What to Know Before Visiting the Colombian Amazon

Colombian Amazon | © Eli Duke / Flickr
Colombian Amazon | © Eli Duke / Flickr
Photo of Chris Bell
26 February 2018

Colombia’s Amazon region makes up a vast percentage of the country. Almost a third of Colombia is made up of jungle regions, and the south of Colombia is crisscrossed by some of the most important rivers of Amazonia: the Putumayo, Caqueta, Orinoco, Apaporis, and, of course, the mighty Amazon itself. Visiting the Colombian Amazon is a rewarding experience, but there are some things you should be aware of before you go.
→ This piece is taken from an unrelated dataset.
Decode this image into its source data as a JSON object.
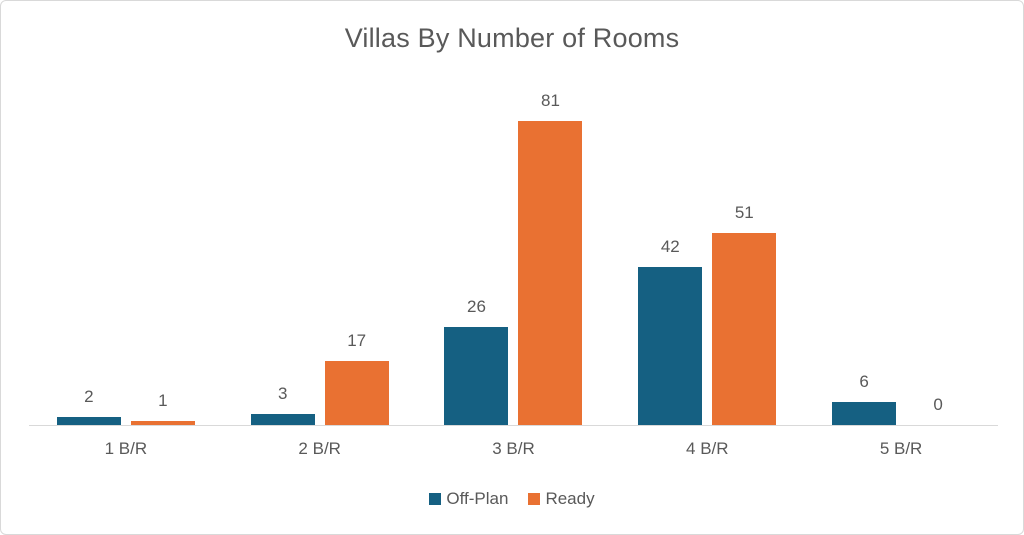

Be aware of the wet and dry seasons

The vast amounts of rain that fall on the Amazon for around half of every year can play a huge part in your travel experience there. Both seasons – the wet season is approximately January to June, and dry is usually the other half of the year – offer unique and amazing experiences but the nature of travel changes a lot. In wet season you will see fewer animals as they retreat to more distant, dry forest, but the wet season also offers the unique experience of kayaking through the treetops of flooded forests.

Exploring the Amazon flooded forest | © Eli Duke / Flickr

Pack plenty of bug spray!

Regardless of the season that you travel, the Amazon is home to plenty of bugs that love nothing more than to give you a good biting! While it is annoyingly inevitable that some mosquitos and flies will manage to get a bite in, it’s possible to limit the annoyance with good bug spray (try for something natural) and even mosquito-proof clothing (most outdoor shops sell these products). And make sure to check that your camp or hotel has mosquito nets.
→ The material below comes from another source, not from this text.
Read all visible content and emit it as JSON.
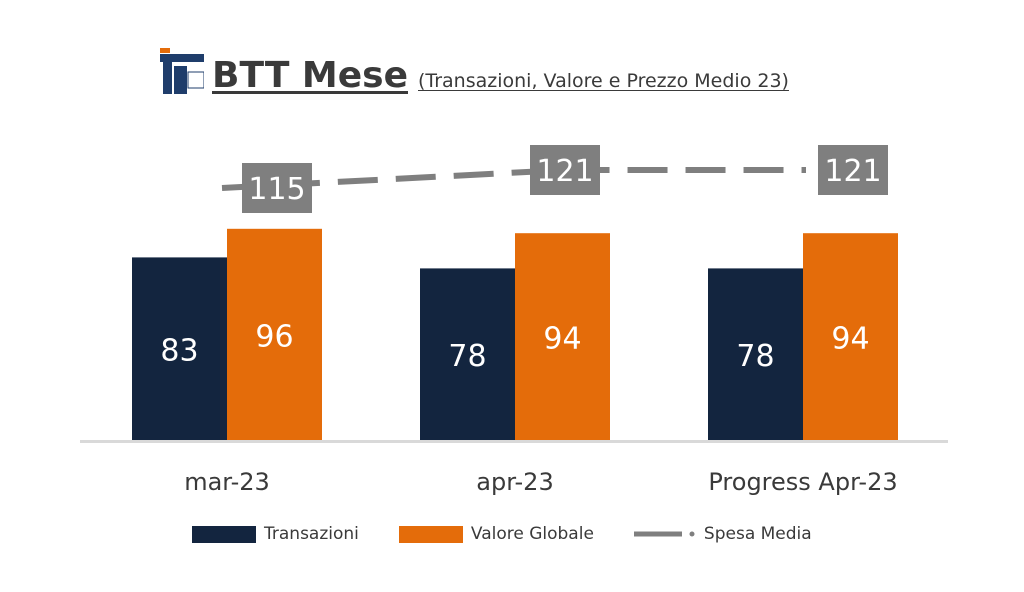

This bug won’t bite, but plenty of them do! | © Eli Duke / Flickr

There’s more to Colombia’s Amazon than Leticia

Leticia, the triple-border city on the frontier of Colombia, Peru, and Brazil, is generally acknowledged as the Amazon tourism destination in Colombia, but there’s a lot more to Colombia’s Amazon than just this Amazon River city. Guaviare region offers amazing nature and Indigenous cultures, birders will go crazy for Vaupes department, while Putumayo and Caqueta regions have stunning waterfall hikes and rafting trips.

Mocoa |  © Chris Bell / The Culture Trip

Choose your destination carefully

Following on from the previous point, make sure to read up on the various Amazon destinations in Colombia before you book any plane tickets – while Leticia has some well-established tourism to jungle lodges, those looking for a more unique and off-the-beaten-track experience may want to do some more research, as there are some incredible and barely-known places to discover in Colombia’s huge jungle region.
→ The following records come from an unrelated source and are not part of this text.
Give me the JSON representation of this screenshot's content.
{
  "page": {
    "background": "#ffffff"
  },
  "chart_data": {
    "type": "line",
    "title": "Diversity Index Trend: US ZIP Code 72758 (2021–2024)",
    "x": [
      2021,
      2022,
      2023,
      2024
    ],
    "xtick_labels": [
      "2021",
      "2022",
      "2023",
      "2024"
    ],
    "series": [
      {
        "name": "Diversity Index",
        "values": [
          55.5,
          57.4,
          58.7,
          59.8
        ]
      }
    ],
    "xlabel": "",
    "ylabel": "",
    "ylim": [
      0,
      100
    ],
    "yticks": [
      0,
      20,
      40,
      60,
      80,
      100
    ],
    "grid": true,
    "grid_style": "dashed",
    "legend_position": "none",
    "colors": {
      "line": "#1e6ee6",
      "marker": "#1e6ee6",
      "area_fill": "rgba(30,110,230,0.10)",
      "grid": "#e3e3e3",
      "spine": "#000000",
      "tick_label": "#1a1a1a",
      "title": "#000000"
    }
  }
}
The region is less well-developed for tourism than neighbouring countries

Be aware: Colombia may have some of the most beautiful and virgin Amazon rainforest there is, but compared to neighbouring countries like Peru, Ecuador, and Brazil, tourism is relatively underdeveloped. You will have some amazing experiences, but you may not find the luxury lodges, multiple tour operators, and traveller scene that you will in places like Iquitos and Manaus.

Beautiful and basic is the order of the day for Colombian Amazon hotels | © Eli Duke / Flickr

You don’t always have to fly to get there

There’s a common misconception that to visit Colombia’s Amazon region, you have to fly. However, there are some wonderful jungle regions that can be reached by bus or boat. The cave paintings and red rivers of Guaviare are less than eight hours by bus from Bogota, while Mocoa and Florencia are close to the Andes region and are gateways to the Amazon.

The ancient jungle rock paintings of Guaviare can be reached by bus | © Chris Bell / Culture Trip

Pack a camera and binoculars

If there’s one thing that the Amazon has, it’s amazing wildlife. And stunning sunsets and sunrises. And vast rivers and jungle. OK, so the Colombian Amazon has a lot of things! All the more reason not to forget a good camera to capture all the unique sights you’ll see, and some binoculars for spotting all those toucans, sloths, monkeys, and snakes.